While there is a great deal of good news in the report, the significant challenge of adequately funding the pension trust fund to ensure actuarial soundness remains. The report clearly states that the fund still has a “never” funding period. This means that if the fund does receive increased contributions or does not make significantly higher investment returns that exceed the assumed 8 percent, the system will “never” be actuarially sound. Retirees understand this means that no benefit increase is possible under current state law (Texas Government Code Section 821.006), as the system is not able to meet the definition of actuarial soundness (the ability to amortize the unfunded liability within 31 years).

TRTA will continue working with the legislature to improve the overall funding status of TRS and help retirees see a much needed cost of living adjustment.
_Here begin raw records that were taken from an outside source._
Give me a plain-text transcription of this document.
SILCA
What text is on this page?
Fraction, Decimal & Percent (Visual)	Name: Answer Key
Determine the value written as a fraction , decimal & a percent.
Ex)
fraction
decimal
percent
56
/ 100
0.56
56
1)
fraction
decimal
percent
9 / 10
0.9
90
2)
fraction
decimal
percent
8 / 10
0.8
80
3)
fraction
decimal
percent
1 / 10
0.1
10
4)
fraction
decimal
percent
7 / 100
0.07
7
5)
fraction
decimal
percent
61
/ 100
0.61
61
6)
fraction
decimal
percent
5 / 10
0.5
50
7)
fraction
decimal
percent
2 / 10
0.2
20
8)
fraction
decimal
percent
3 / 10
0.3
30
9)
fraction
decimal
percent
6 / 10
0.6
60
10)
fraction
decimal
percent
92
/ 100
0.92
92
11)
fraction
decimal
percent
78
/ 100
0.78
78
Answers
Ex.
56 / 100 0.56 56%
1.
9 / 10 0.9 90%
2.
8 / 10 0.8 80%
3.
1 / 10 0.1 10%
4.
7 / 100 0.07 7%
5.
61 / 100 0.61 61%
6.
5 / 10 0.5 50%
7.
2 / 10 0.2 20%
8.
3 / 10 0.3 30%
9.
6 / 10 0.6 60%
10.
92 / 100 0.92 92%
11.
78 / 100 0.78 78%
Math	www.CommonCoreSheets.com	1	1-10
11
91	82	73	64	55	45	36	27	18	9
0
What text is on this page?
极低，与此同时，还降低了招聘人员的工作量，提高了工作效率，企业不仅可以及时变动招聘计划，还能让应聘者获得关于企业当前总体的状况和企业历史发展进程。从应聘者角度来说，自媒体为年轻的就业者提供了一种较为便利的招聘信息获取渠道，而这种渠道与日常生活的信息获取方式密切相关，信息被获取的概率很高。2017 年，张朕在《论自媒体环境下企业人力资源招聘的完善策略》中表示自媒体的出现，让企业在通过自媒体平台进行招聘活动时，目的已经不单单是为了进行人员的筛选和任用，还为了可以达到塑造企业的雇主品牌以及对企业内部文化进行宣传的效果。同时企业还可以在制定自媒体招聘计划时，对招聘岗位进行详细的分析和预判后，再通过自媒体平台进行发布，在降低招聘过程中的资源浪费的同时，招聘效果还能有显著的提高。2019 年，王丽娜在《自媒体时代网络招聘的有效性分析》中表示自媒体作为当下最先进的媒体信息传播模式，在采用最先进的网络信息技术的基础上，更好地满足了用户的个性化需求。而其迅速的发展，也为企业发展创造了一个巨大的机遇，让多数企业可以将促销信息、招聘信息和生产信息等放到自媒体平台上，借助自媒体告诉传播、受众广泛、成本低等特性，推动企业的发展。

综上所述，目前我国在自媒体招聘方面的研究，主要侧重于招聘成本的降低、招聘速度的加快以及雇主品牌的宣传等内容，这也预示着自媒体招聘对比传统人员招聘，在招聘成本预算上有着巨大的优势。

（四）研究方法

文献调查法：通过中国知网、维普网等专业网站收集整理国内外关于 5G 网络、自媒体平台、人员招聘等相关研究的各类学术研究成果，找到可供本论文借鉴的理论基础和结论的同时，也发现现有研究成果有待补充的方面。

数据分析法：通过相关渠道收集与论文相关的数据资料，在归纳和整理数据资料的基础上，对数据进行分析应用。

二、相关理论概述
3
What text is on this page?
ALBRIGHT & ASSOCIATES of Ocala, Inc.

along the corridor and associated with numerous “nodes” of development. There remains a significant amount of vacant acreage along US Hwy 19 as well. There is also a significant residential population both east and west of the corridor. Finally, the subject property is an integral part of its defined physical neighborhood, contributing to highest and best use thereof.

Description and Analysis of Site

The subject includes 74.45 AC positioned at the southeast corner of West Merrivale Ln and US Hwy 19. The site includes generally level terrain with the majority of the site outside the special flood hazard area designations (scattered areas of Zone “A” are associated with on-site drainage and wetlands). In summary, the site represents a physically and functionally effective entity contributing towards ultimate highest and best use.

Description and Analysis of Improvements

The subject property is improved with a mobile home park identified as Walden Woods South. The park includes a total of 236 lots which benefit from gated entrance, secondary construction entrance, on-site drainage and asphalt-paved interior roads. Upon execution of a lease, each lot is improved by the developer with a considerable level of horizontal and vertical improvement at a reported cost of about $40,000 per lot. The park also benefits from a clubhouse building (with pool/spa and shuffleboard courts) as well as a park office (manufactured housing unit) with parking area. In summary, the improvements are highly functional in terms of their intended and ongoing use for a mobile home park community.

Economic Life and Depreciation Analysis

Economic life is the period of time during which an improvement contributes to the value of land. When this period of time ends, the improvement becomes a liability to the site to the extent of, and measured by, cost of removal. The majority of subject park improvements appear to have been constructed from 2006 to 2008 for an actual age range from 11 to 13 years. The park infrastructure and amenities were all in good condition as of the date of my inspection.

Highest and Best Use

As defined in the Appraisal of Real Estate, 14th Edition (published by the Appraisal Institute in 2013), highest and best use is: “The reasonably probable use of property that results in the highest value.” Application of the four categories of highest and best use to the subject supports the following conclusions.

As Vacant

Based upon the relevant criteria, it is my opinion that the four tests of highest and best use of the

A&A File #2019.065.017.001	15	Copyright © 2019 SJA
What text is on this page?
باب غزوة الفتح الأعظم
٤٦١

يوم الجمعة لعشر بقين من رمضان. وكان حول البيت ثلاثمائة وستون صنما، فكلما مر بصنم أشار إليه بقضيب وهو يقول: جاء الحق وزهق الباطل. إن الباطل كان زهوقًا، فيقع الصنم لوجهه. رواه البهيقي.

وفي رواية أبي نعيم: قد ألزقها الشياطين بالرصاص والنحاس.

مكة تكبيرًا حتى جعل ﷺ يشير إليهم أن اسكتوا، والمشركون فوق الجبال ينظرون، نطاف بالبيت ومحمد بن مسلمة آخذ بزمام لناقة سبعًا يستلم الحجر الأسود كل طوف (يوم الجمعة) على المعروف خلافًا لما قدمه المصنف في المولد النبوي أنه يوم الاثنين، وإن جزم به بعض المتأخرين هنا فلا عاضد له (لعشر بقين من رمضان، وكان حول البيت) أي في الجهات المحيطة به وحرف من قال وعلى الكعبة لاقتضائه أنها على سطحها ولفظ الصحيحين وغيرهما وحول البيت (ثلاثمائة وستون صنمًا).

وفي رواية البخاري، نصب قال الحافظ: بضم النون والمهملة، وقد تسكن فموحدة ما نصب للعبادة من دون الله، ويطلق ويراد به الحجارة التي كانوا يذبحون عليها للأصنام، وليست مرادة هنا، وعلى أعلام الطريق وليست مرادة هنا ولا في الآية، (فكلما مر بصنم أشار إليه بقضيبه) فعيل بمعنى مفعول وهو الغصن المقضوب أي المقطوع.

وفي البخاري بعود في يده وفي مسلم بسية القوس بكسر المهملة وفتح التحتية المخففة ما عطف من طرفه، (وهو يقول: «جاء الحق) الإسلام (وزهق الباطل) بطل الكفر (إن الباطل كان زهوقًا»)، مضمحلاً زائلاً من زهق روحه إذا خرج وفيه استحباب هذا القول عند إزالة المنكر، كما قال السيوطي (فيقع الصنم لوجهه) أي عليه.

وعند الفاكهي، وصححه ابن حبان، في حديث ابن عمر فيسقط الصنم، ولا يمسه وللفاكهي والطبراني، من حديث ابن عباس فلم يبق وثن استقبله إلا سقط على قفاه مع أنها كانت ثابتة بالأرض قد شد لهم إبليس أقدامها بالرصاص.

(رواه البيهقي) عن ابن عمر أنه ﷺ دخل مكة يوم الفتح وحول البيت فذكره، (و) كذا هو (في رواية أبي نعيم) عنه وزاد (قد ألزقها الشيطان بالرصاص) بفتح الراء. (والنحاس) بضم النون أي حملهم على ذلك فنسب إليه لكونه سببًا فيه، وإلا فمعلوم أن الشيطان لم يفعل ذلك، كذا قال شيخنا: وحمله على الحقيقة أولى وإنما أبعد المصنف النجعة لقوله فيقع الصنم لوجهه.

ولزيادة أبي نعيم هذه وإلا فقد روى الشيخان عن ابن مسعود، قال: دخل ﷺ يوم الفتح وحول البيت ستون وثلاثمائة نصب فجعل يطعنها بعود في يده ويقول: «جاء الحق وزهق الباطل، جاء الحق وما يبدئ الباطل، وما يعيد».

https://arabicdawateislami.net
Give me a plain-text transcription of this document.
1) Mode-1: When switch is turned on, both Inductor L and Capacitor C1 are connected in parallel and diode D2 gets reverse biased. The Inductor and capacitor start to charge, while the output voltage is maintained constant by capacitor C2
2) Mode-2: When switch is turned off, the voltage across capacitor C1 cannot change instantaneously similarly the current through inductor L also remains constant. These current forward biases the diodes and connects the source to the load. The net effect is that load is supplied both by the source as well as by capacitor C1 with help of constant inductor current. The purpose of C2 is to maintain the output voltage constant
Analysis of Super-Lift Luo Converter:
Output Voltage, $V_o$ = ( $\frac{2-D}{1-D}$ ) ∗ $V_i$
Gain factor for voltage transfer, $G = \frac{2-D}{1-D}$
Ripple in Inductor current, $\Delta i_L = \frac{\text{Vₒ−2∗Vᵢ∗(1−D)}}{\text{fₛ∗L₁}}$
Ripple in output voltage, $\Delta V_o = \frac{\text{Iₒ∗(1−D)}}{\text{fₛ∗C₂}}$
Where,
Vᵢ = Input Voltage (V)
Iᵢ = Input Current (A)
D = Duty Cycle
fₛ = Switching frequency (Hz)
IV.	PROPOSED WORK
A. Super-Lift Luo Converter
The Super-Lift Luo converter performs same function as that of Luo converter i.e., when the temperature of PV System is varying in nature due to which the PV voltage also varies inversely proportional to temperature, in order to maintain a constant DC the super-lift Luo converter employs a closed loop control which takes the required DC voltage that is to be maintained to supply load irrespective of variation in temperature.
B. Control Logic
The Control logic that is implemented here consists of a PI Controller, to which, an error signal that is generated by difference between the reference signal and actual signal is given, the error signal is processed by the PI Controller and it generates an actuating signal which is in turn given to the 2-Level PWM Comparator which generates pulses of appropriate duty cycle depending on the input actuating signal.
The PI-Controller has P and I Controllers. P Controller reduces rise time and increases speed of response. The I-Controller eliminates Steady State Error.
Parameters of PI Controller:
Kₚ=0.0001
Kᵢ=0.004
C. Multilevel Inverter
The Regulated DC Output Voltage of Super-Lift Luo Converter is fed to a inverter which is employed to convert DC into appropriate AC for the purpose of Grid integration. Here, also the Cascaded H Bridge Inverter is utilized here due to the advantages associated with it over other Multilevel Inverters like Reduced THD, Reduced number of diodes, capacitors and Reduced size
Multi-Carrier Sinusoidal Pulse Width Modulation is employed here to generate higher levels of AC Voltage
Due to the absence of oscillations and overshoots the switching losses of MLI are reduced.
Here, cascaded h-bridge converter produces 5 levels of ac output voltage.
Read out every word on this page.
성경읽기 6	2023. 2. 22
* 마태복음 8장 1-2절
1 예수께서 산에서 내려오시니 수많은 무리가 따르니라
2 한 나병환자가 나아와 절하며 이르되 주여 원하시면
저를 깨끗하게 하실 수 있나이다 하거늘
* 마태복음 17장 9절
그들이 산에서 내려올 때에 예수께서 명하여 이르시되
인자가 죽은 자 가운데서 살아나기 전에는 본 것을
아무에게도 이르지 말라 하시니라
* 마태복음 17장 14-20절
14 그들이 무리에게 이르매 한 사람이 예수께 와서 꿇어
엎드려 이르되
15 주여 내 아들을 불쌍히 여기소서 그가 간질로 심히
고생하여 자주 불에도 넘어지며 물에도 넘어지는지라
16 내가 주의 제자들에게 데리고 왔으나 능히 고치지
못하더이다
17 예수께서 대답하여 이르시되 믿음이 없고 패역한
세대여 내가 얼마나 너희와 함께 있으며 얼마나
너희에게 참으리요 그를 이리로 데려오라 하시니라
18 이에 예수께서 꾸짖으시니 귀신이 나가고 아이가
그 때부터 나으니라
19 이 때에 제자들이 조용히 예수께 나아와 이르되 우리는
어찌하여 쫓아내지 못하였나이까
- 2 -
At the same time, critics of the defined benefit pension plan are likely to spin this news in a completely different direction. It is their intention to destroy the TRS defined benefit plan and create a privatized retirement model for current and future active school employees. The fact is that TRS is doing a great job managing the pension plan and ensuring retirement security for over 1 million Texans (active and retired education employees in Texas exceed 1.3 million).

TRTA will have more on this important actuarial update after the TRS Board of Trustees meeting.